Pat and I wanted to have this big concert in the front meadow of my ranch here in Canada. He’d visit every year. I’d cook up buffalo balls and have so much fun grossing everybody out, yummm, they are so good and an aphrodisiac too! He’d eat buffalo cheese ‘smoooookies” for breakfast lunch and dinner, everybody was telling him to eat salad. I was happy to watch him eat anything cause he was skinny and nauseous all the time from the different drugs he had to take. Chester charged him when we were goofing off and making a TV show called “Cooking Canadian Style” We got it on video and I have friends helping me to get it up on youtube in a couple weeks and it’s funny!
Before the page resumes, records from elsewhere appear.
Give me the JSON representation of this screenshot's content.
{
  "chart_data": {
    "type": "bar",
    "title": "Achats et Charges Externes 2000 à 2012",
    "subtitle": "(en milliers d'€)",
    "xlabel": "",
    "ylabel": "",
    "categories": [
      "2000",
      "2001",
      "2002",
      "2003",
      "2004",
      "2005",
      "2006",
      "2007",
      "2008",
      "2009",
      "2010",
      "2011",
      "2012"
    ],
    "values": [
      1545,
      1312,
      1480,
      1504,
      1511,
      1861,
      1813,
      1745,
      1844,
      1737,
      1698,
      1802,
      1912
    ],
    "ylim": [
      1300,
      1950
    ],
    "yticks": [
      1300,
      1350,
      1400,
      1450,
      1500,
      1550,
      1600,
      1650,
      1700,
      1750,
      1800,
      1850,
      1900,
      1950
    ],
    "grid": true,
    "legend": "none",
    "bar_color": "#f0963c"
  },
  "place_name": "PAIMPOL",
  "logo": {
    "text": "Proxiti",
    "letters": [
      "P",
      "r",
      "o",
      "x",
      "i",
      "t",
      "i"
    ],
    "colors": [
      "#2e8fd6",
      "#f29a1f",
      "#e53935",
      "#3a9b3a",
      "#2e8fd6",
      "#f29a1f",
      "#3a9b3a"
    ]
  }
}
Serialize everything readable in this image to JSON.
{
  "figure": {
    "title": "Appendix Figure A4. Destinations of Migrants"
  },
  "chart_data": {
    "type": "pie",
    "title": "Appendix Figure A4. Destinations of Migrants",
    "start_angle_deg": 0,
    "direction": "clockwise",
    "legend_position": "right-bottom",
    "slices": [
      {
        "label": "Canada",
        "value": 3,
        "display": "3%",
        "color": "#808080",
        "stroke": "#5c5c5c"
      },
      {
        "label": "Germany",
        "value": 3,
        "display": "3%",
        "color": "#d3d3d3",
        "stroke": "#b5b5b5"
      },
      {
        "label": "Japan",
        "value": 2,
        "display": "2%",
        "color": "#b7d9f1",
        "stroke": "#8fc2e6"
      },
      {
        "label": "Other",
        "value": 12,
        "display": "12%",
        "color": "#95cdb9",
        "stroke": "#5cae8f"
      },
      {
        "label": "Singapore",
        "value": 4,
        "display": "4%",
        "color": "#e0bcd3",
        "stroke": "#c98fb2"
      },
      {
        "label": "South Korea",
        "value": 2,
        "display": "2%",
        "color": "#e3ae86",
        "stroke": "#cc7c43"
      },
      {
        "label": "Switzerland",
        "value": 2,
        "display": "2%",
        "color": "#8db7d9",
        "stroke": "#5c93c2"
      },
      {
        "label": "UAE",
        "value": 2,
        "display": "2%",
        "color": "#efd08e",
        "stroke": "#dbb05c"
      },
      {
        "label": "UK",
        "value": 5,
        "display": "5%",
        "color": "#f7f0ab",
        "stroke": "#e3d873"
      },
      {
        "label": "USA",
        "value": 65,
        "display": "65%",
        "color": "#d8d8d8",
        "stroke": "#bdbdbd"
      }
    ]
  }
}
Sometimes we were forty-year old adolescents. I used to say to people, girls and friends, “It’s not the size of a guys weener girls care about, it’s his balls, girls like great big hairy balls!” LOL oh, hahahahha, “Oh Lord’ you know the love behind my joke.” Nobody got it but Pat. I believe he’s in the state of Heaven praying for me, “Lord, uhh, I know you get this joke, would you please give Leo those great big hairy balls.” They would all just look at me funny and say, “Eww!” I’d just let them not get it cause it was so incredibly funny to me and Pat too, we were seriously planning to sneak around one night and put bumpers stickers on cars so they’d be on the freeway in the morning with other drivers looking at them real funny and saying ‘Eww!” too. They’d read, “I’ve got great big hairy balls!” If you let a man or a woman dominate you they’ll hate you for it and you’ll hate yourself. If you try and commit your self to the truth and find it’s a God that is Love and that he’s inside you waiting for you to get some balls, some people will judge you and hate you. There’s a great aspect of obedience and honor in all the true martial arts and really every art. True art humbles both the artist and the audience. That’s why I think what the world needs desperately right now is more artists. It’s the same way with the mystical faith I believe in. It’s a martial art, it takes obedience to have great big hairy balls and not be a dick.